All three Northwest property initiatives lead off with booming rhetoric about abuses of eminent domain. In reality, however, the initiatives are about an entirely different issue (one that I’ll describe in a moment). And all three measures use the same bait-and-switch tactic to mislead to voters.
Why would the initiatives all do the same thing? Could it be part of a coordinated national strategy?
In a recent how-to manual, helpfully subtitled: “Exporting Oregon’s Measure 37 to Other States,” the Reason Foundation, a pro-business think-tank based in Los Angeles, laid out the strategy: confuse voters.
First, some history.
In 2005, a divided US Supreme Court ruled that governments can use the power of eminent domain to seize property and turn it over to a private party for economic development. The case, Kelo v. City of New London, enlarged the role of eminent domain beyond its traditional use as a tool for building infrastructure, such as roads, that sometimes requires cutting across private property. (Governments must, of course, compensate property owners for seized property.)
Predictably, Kelo upset people, especially people in poor communities, who worried that governments would abuse their power to enrich private developers. A number of states quickly passed legislation to prevent Kelo-style eminent domain. Washington, however, was not among these states because—and this is important for I-933—it is already prohibited by the state constitution.
Kelo also had another side effect. It provided a political smokescreen for developers and speculators to pass legislation that they had long dreamed of.

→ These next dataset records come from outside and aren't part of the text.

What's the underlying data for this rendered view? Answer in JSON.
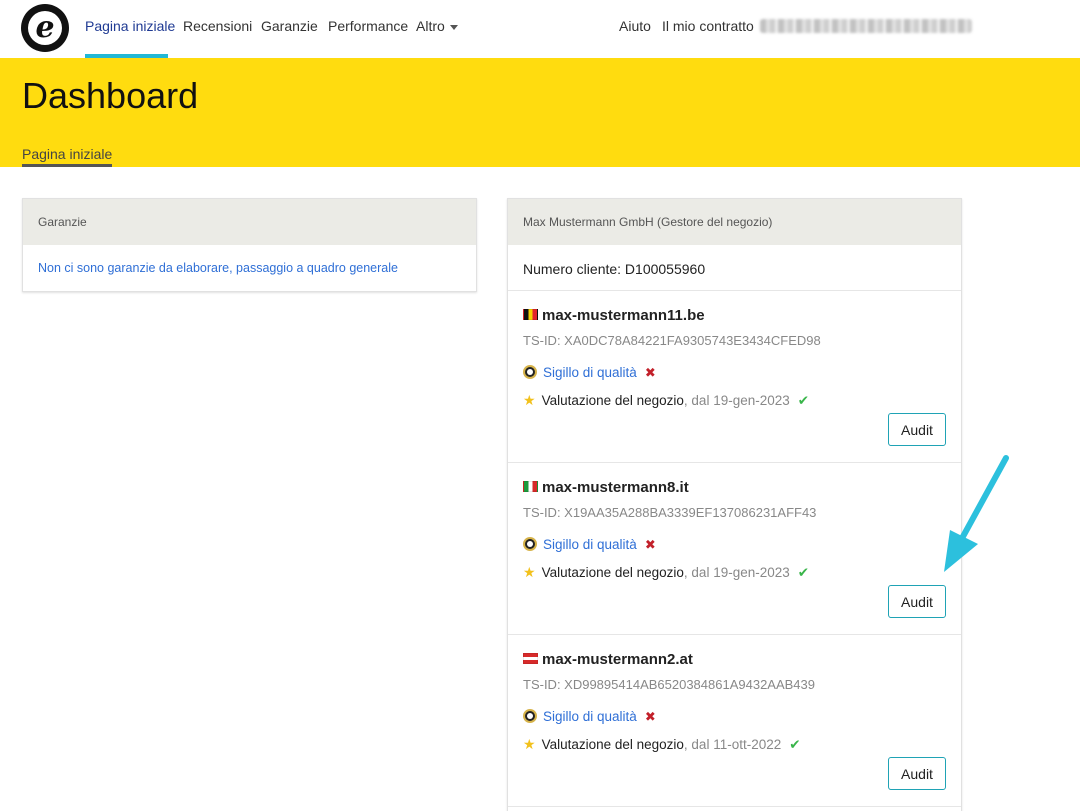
{
  "nav": {
    "logo_letter": "e",
    "items": [
      {
        "label": "Pagina iniziale",
        "active": true
      },
      {
        "label": "Recensioni"
      },
      {
        "label": "Garanzie"
      },
      {
        "label": "Performance"
      },
      {
        "label": "Altro"
      }
    ],
    "right": {
      "help": "Aiuto",
      "contract": "Il mio contratto"
    }
  },
  "header": {
    "title": "Dashboard",
    "subnav": "Pagina iniziale",
    "color": "#ffdc0f"
  },
  "guarantees": {
    "title": "Garanzie",
    "message": "Non ci sono garanzie da elaborare, passaggio a quadro generale"
  },
  "account": {
    "title": "Max Mustermann GmbH (Gestore del negozio)",
    "customer_number": "Numero cliente: D100055960",
    "shops": [
      {
        "flag": "belgium-flag",
        "name": "max-mustermann11.be",
        "tsid": "TS-ID: XA0DC78A84221FA9305743E3434CFED98",
        "seal_label": "Sigillo di qualità",
        "seal_status": "✖",
        "rating_label": "Valutazione del negozio",
        "rating_since": ", dal 19-gen-2023",
        "rating_status": "✔",
        "audit_label": "Audit"
      },
      {
        "flag": "italy-flag",
        "name": "max-mustermann8.it",
        "tsid": "TS-ID: X19AA35A288BA3339EF137086231AFF43",
        "seal_label": "Sigillo di qualità",
        "seal_status": "✖",
        "rating_label": "Valutazione del negozio",
        "rating_since": ", dal 19-gen-2023",
        "rating_status": "✔",
        "audit_label": "Audit"
      },
      {
        "flag": "austria-flag",
        "name": "max-mustermann2.at",
        "tsid": "TS-ID: XD99895414AB6520384861A9432AAB439",
        "seal_label": "Sigillo di qualità",
        "seal_status": "✖",
        "rating_label": "Valutazione del negozio",
        "rating_since": ", dal 11-ott-2022",
        "rating_status": "✔",
        "audit_label": "Audit"
      }
    ]
  },
  "icons": {
    "star": "★",
    "accent": "#22b8d6",
    "arrow_color": "#2cc0dd"
  }
}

If passing a law like Oregon’s Measure 37—a pay-or-waive scheme that we’ve studied here–was politically infeasible, Kelo was the perfect Trojan horse.

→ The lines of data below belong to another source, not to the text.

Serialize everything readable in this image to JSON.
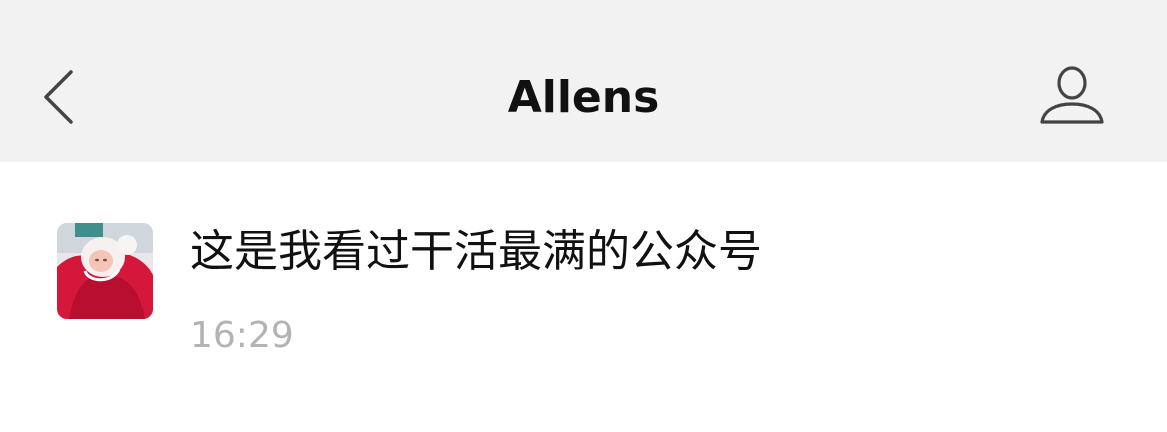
{
  "header": {
    "title": "Allens",
    "back_icon": "chevron-left-icon",
    "profile_icon": "user-profile-icon"
  },
  "message": {
    "text": "这是我看过干活最满的公众号",
    "time": "16:29",
    "avatar_icon": "baby-in-red-jacket-avatar"
  },
  "colors": {
    "nav_background": "#f2f2f2",
    "text_primary": "#111111",
    "text_secondary": "#b3b3b3",
    "icon_stroke": "#444444"
  }
}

Find this article interesting? Please consider making a gift to support our work!
The Reason Foundation argues for using concern about Kelo to kill “two birds with one stone”: conceal a regulatory takings measure (which few understand) beneath the facade of Kelo-style eminent domain legislation. That Trojan horse strategy, according to Reason, “capitalizes on the tremendous public and political momentum generated in the aftermath of the Kelo ruling to enhance the protection of private property rights.”
And by “enhance the protection,” Reason means Measure 37 mimicry. Reason is promoting pay-or-waive schemes—laws that force taxpayers to pay property owners to obey certain laws or else waive the laws for them.

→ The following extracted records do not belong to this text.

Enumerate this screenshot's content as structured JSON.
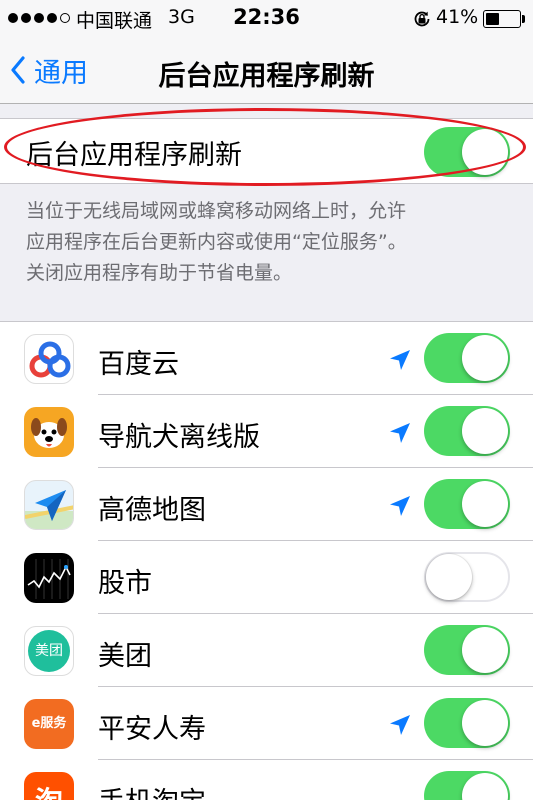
{
  "status_bar": {
    "carrier": "中国联通",
    "network": "3G",
    "time": "22:36",
    "battery": "41%",
    "battery_level": 0.41,
    "signal_bars_filled": 4,
    "signal_bars_total": 5
  },
  "nav": {
    "back_label": "通用",
    "title": "后台应用程序刷新"
  },
  "master": {
    "label": "后台应用程序刷新",
    "enabled": true
  },
  "footnote": {
    "line1": "当位于无线局域网或蜂窝移动网络上时，允许",
    "line2": "应用程序在后台更新内容或使用“定位服务”。",
    "line3": "关闭应用程序有助于节省电量。"
  },
  "apps": [
    {
      "name": "百度云",
      "enabled": true,
      "uses_location": true,
      "icon": "baidu-cloud-icon"
    },
    {
      "name": "导航犬离线版",
      "enabled": true,
      "uses_location": true,
      "icon": "navigation-dog-icon"
    },
    {
      "name": "高德地图",
      "enabled": true,
      "uses_location": true,
      "icon": "amap-icon"
    },
    {
      "name": "股市",
      "enabled": false,
      "uses_location": false,
      "icon": "stocks-icon"
    },
    {
      "name": "美团",
      "enabled": true,
      "uses_location": false,
      "icon": "meituan-icon",
      "icon_text": "美团"
    },
    {
      "name": "平安人寿",
      "enabled": true,
      "uses_location": true,
      "icon": "pingan-icon",
      "icon_text": "e服务"
    },
    {
      "name": "手机淘宝",
      "enabled": true,
      "uses_location": false,
      "icon": "taobao-icon",
      "icon_text": "淘"
    }
  ],
  "colors": {
    "accent": "#0a7aff",
    "toggle_on": "#4cd964",
    "annotation": "#e11b22"
  }
}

Somewhat ironically, the Reason Foundation accidentally makes clear that Washington’s I-933 is unconstitutional (and perhaps other states’ initiatives too). Eminent domain and regulatory takings are two separate issues, according to Reason (and they’re right about that), which should invalidate I-933. Either: 1) I-933 has two subjects, and it therefore runs afoul of the “single subject” rule, a gaff that has overturned other initiatives; or 2) I-933 has only a single subject (regulatory takings) and it therefore intentionally misleads voters by trumpeting Kelo-style eminent domain in the first section—already prohibited by the state constitution—another sin that requires invalidation.
Reason goes on to diagram a rather cynical strategy for passing pay-or-waive schemes in the states. Put a farm group up front, they say, because “rural, agricultural-based organizations tend to elicit a sympathetic reaction from voters… invoke nostalgia for earlier, simpler times.”
And keep the developers out of the limelight, Reason reminds: “…avoid opposition claims that homebuilders are less interested in protecting citizens’ property rights than in reaping financial rewards that benefit their industry.”
Where is the pro-property rights Building Industry Association of Washington (BIAW) on I-933? Nowhere to be seen. BIAW is aggressive enough about property to sue over the recent orca endangered species listing, but they don’t want to tarnish I-933 with their show-me-the-money reputation.
There’s a legitimate debate to be had about eminent domain and regulatory takings. But using outrage over eminent domain to disguise a completely different issue—one that could be a poison pill for local communities, real farmers, and taxpayers–is simply dishonest.